Dalam keseharian, masyarakat lereng Merapi sering mengolah ketan menjadi jadah, semacam lontong ketan yang ditumbuk dan dicampur sedikit garam serta santan. Sementara itu, tempe bacem dibuat sebagai lauk yang tahan lama karena proses perendaman gula jawa dan rempah.
Gabungan dua makanan ini pada awalnya hanyalah hidangan rumahan untuk menemani aktivitas warga. Namun, perpaduan rasa gurih, manis, dan legit membuatnya semakin diminati hingga akhirnya dijual secara luas.
Dikutip dari Humas Pemerintah Provinsi (Pemprov) DIY, Rabu (19/11/2025), jadah tempe pertama kali dipopulerkan oleh Ngadikem Sastrodinomo, seorang carik atau juru tulis desa pada 1950-an. Makanan itu dihidangkan di warungnya yang berlokasi di Telaga Putri, Kaliurang.
Inovasi jadah tempe kala itu menarik perhatian warga, termasuk kalangan keraton. Sri Sultan Hamengkubuwono IX pun sampai menyarankan nama Mbah Carik untuk melengkapi penyebutan jadah tempe agar berbeda dengan hidangan yang lain.
Wisatawan yang berkunjung ke Kaliurang juga sering mendengar kisah jadah tempe menjadi makanan favorit Sri Sultan Hamengkubuwono IX. Cerita inilah yang ikut mengangkat reputasi makanan tradisional itu hingga dikenal sebagai hidangan istimewa yang layak disuguhkan kepada tamu agung.

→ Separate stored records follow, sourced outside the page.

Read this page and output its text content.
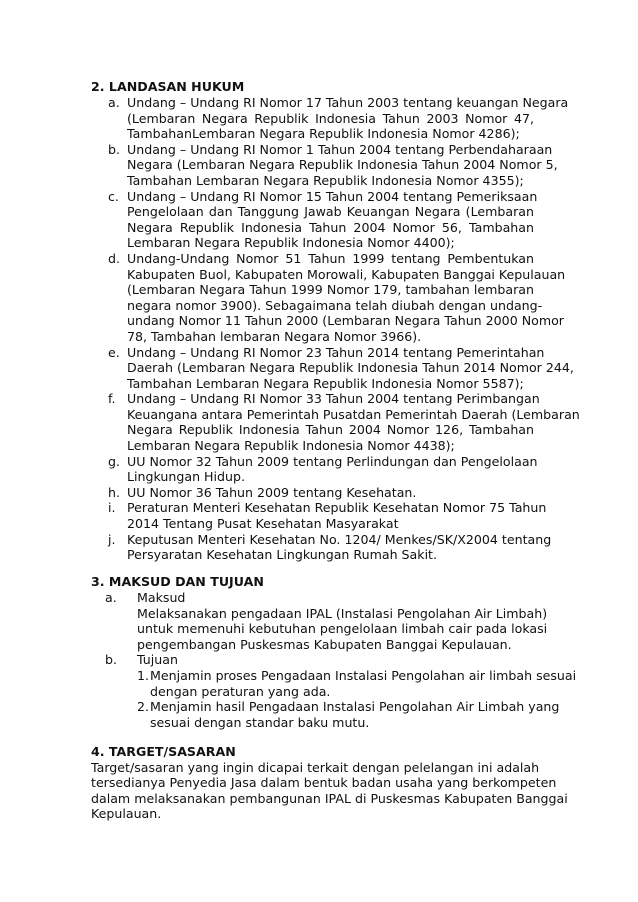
2. LANDASAN HUKUM
a. Undang – Undang RI Nomor 17 Tahun 2003 tentang keuangan Negara
(Lembaran Negara Republik Indonesia Tahun 2003 Nomor 47,
TambahanLembaran Negara Republik Indonesia Nomor 4286);
b. Undang – Undang RI Nomor 1 Tahun 2004 tentang Perbendaharaan
Negara (Lembaran Negara Republik Indonesia Tahun 2004 Nomor 5,
Tambahan Lembaran Negara Republik Indonesia Nomor 4355);
c. Undang – Undang RI Nomor 15 Tahun 2004 tentang Pemeriksaan
Pengelolaan dan Tanggung Jawab Keuangan Negara (Lembaran
Negara Republik Indonesia Tahun 2004 Nomor 56, Tambahan
Lembaran Negara Republik Indonesia Nomor 4400);
d. Undang-Undang Nomor 51 Tahun 1999 tentang Pembentukan
Kabupaten Buol, Kabupaten Morowali, Kabupaten Banggai Kepulauan
(Lembaran Negara Tahun 1999 Nomor 179, tambahan lembaran
negara nomor 3900). Sebagaimana telah diubah dengan undang-
undang Nomor 11 Tahun 2000 (Lembaran Negara Tahun 2000 Nomor
78, Tambahan lembaran Negara Nomor 3966).
e. Undang – Undang RI Nomor 23 Tahun 2014 tentang Pemerintahan
Daerah (Lembaran Negara Republik Indonesia Tahun 2014 Nomor 244,
Tambahan Lembaran Negara Republik Indonesia Nomor 5587);
f. Undang – Undang RI Nomor 33 Tahun 2004 tentang Perimbangan
Keuangana antara Pemerintah Pusatdan Pemerintah Daerah (Lembaran
Negara Republik Indonesia Tahun 2004 Nomor 126, Tambahan
Lembaran Negara Republik Indonesia Nomor 4438);
g. UU Nomor 32 Tahun 2009 tentang Perlindungan dan Pengelolaan
Lingkungan Hidup.
h. UU Nomor 36 Tahun 2009 tentang Kesehatan.
i. Peraturan Menteri Kesehatan Republik Kesehatan Nomor 75 Tahun
2014 Tentang Pusat Kesehatan Masyarakat
j. Keputusan Menteri Kesehatan No. 1204/ Menkes/SK/X2004 tentang
Persyaratan Kesehatan Lingkungan Rumah Sakit.
3. MAKSUD DAN TUJUAN
a. Maksud
Melaksanakan pengadaan IPAL (Instalasi Pengolahan Air Limbah)
untuk memenuhi kebutuhan pengelolaan limbah cair pada lokasi
pengembangan Puskesmas Kabupaten Banggai Kepulauan.
b. Tujuan
1. Menjamin proses Pengadaan Instalasi Pengolahan air limbah sesuai
dengan peraturan yang ada.
2. Menjamin hasil Pengadaan Instalasi Pengolahan Air Limbah yang
sesuai dengan standar baku mutu.
4. TARGET/SASARAN
Target/sasaran yang ingin dicapai terkait dengan pelelangan ini adalah
tersedianya Penyedia Jasa dalam bentuk badan usaha yang berkompeten
dalam melaksanakan pembangunan IPAL di Puskesmas Kabupaten Banggai
Kepulauan.
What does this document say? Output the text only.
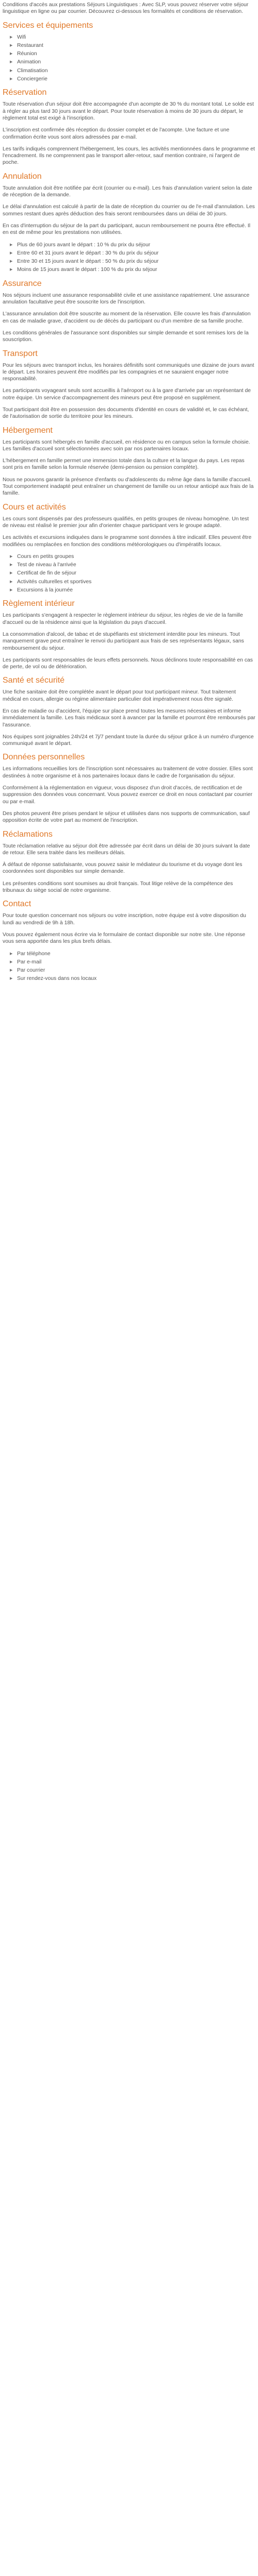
Conditions d'accès aux prestations Séjours Linguistiques : Avec SLP, vous pouvez réserver votre séjour linguistique en ligne ou par courrier. Découvrez ci-dessous les formalités et conditions de réservation.

Services et équipements
▶ Wifi
▶ Restaurant
▶ Réunion
▶ Animation
▶ Climatisation
▶ Conciergerie
Réservation

Toute réservation d'un séjour doit être accompagnée d'un acompte de 30 % du montant total. Le solde est à régler au plus tard 30 jours avant le départ. Pour toute réservation à moins de 30 jours du départ, le règlement total est exigé à l'inscription.

L'inscription est confirmée dès réception du dossier complet et de l'acompte. Une facture et une confirmation écrite vous sont alors adressées par e-mail.

Les tarifs indiqués comprennent l'hébergement, les cours, les activités mentionnées dans le programme et l'encadrement. Ils ne comprennent pas le transport aller-retour, sauf mention contraire, ni l'argent de poche.

Annulation

Toute annulation doit être notifiée par écrit (courrier ou e-mail). Les frais d'annulation varient selon la date de réception de la demande.

Le délai d'annulation est calculé à partir de la date de réception du courrier ou de l'e-mail d'annulation. Les sommes restant dues après déduction des frais seront remboursées dans un délai de 30 jours.

En cas d'interruption du séjour de la part du participant, aucun remboursement ne pourra être effectué. Il en est de même pour les prestations non utilisées.

▶ Plus de 60 jours avant le départ : 10 % du prix du séjour
▶ Entre 60 et 31 jours avant le départ : 30 % du prix du séjour
▶ Entre 30 et 15 jours avant le départ : 50 % du prix du séjour
▶ Moins de 15 jours avant le départ : 100 % du prix du séjour
Assurance

Nos séjours incluent une assurance responsabilité civile et une assistance rapatriement. Une assurance annulation facultative peut être souscrite lors de l'inscription.

L'assurance annulation doit être souscrite au moment de la réservation. Elle couvre les frais d'annulation en cas de maladie grave, d'accident ou de décès du participant ou d'un membre de sa famille proche.

Les conditions générales de l'assurance sont disponibles sur simple demande et sont remises lors de la souscription.

Transport

Pour les séjours avec transport inclus, les horaires définitifs sont communiqués une dizaine de jours avant le départ. Les horaires peuvent être modifiés par les compagnies et ne sauraient engager notre responsabilité.

Les participants voyageant seuls sont accueillis à l'aéroport ou à la gare d'arrivée par un représentant de notre équipe. Un service d'accompagnement des mineurs peut être proposé en supplément.

Tout participant doit être en possession des documents d'identité en cours de validité et, le cas échéant, de l'autorisation de sortie du territoire pour les mineurs.

Hébergement

Les participants sont hébergés en famille d'accueil, en résidence ou en campus selon la formule choisie. Les familles d'accueil sont sélectionnées avec soin par nos partenaires locaux.

L'hébergement en famille permet une immersion totale dans la culture et la langue du pays. Les repas sont pris en famille selon la formule réservée (demi-pension ou pension complète).

Nous ne pouvons garantir la présence d'enfants ou d'adolescents du même âge dans la famille d'accueil. Tout comportement inadapté peut entraîner un changement de famille ou un retour anticipé aux frais de la famille.

Cours et activités

Les cours sont dispensés par des professeurs qualifiés, en petits groupes de niveau homogène. Un test de niveau est réalisé le premier jour afin d'orienter chaque participant vers le groupe adapté.

Les activités et excursions indiquées dans le programme sont données à titre indicatif. Elles peuvent être modifiées ou remplacées en fonction des conditions météorologiques ou d'impératifs locaux.

▶ Cours en petits groupes
▶ Test de niveau à l'arrivée
▶ Certificat de fin de séjour
▶ Activités culturelles et sportives
▶ Excursions à la journée
Règlement intérieur

Les participants s'engagent à respecter le règlement intérieur du séjour, les règles de vie de la famille d'accueil ou de la résidence ainsi que la législation du pays d'accueil.

La consommation d'alcool, de tabac et de stupéfiants est strictement interdite pour les mineurs. Tout manquement grave peut entraîner le renvoi du participant aux frais de ses représentants légaux, sans remboursement du séjour.

Les participants sont responsables de leurs effets personnels. Nous déclinons toute responsabilité en cas de perte, de vol ou de détérioration.

Santé et sécurité

Une fiche sanitaire doit être complétée avant le départ pour tout participant mineur. Tout traitement médical en cours, allergie ou régime alimentaire particulier doit impérativement nous être signalé.

En cas de maladie ou d'accident, l'équipe sur place prend toutes les mesures nécessaires et informe immédiatement la famille. Les frais médicaux sont à avancer par la famille et pourront être remboursés par l'assurance.

Nos équipes sont joignables 24h/24 et 7j/7 pendant toute la durée du séjour grâce à un numéro d'urgence communiqué avant le départ.

Données personnelles

Les informations recueillies lors de l'inscription sont nécessaires au traitement de votre dossier. Elles sont destinées à notre organisme et à nos partenaires locaux dans le cadre de l'organisation du séjour.

Conformément à la réglementation en vigueur, vous disposez d'un droit d'accès, de rectification et de suppression des données vous concernant. Vous pouvez exercer ce droit en nous contactant par courrier ou par e-mail.

Des photos peuvent être prises pendant le séjour et utilisées dans nos supports de communication, sauf opposition écrite de votre part au moment de l'inscription.

Réclamations

Toute réclamation relative au séjour doit être adressée par écrit dans un délai de 30 jours suivant la date de retour. Elle sera traitée dans les meilleurs délais.

À défaut de réponse satisfaisante, vous pouvez saisir le médiateur du tourisme et du voyage dont les coordonnées sont disponibles sur simple demande.

Les présentes conditions sont soumises au droit français. Tout litige relève de la compétence des tribunaux du siège social de notre organisme.

Contact

Pour toute question concernant nos séjours ou votre inscription, notre équipe est à votre disposition du lundi au vendredi de 9h à 18h.

Vous pouvez également nous écrire via le formulaire de contact disponible sur notre site. Une réponse vous sera apportée dans les plus brefs délais.

▶ Par téléphone
▶ Par e-mail
▶ Par courrier
▶ Sur rendez-vous dans nos locaux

Selain itu, posisi Kaliurang sebagai kawasan wisata pegunungan sejak masa kolonial ikut memperluas popularitas jadah tempe. Wisatawan Belanda pada era dulu kerap membeli makanan ini karena rasa manis tempe bacem dianggap cukup ramah di lidah mereka.
Jadah tempe akhirnya menjadi identitas kuliner Kaliurang. Hidangan itu bahkan disejajarkan dengan gudeg yang menjadi simbol Yogyakarta secara keseluruhan.
Hingga 75 tahun berlalu, proses pembuatan jadah tempe masih mempertahankan cara-cara lama. Ketan direndam, dikukus, lalu ditumbuk hingga halus.
Sementara itu, tempe dipotong, lalu direbus dengan gula jawa, kecap, bawang, dan rempah sehingga menghasilkan warna cokelat pekat dan cita rasa khas bacem Yogyakarta.
Banyak penjual tetap memakai kayu bakar agar rasa jadah tempe tetap terasa autentik. Teknik tradisional inilah yang menjaga orisinalitas kuliner dari generasi ke generasi.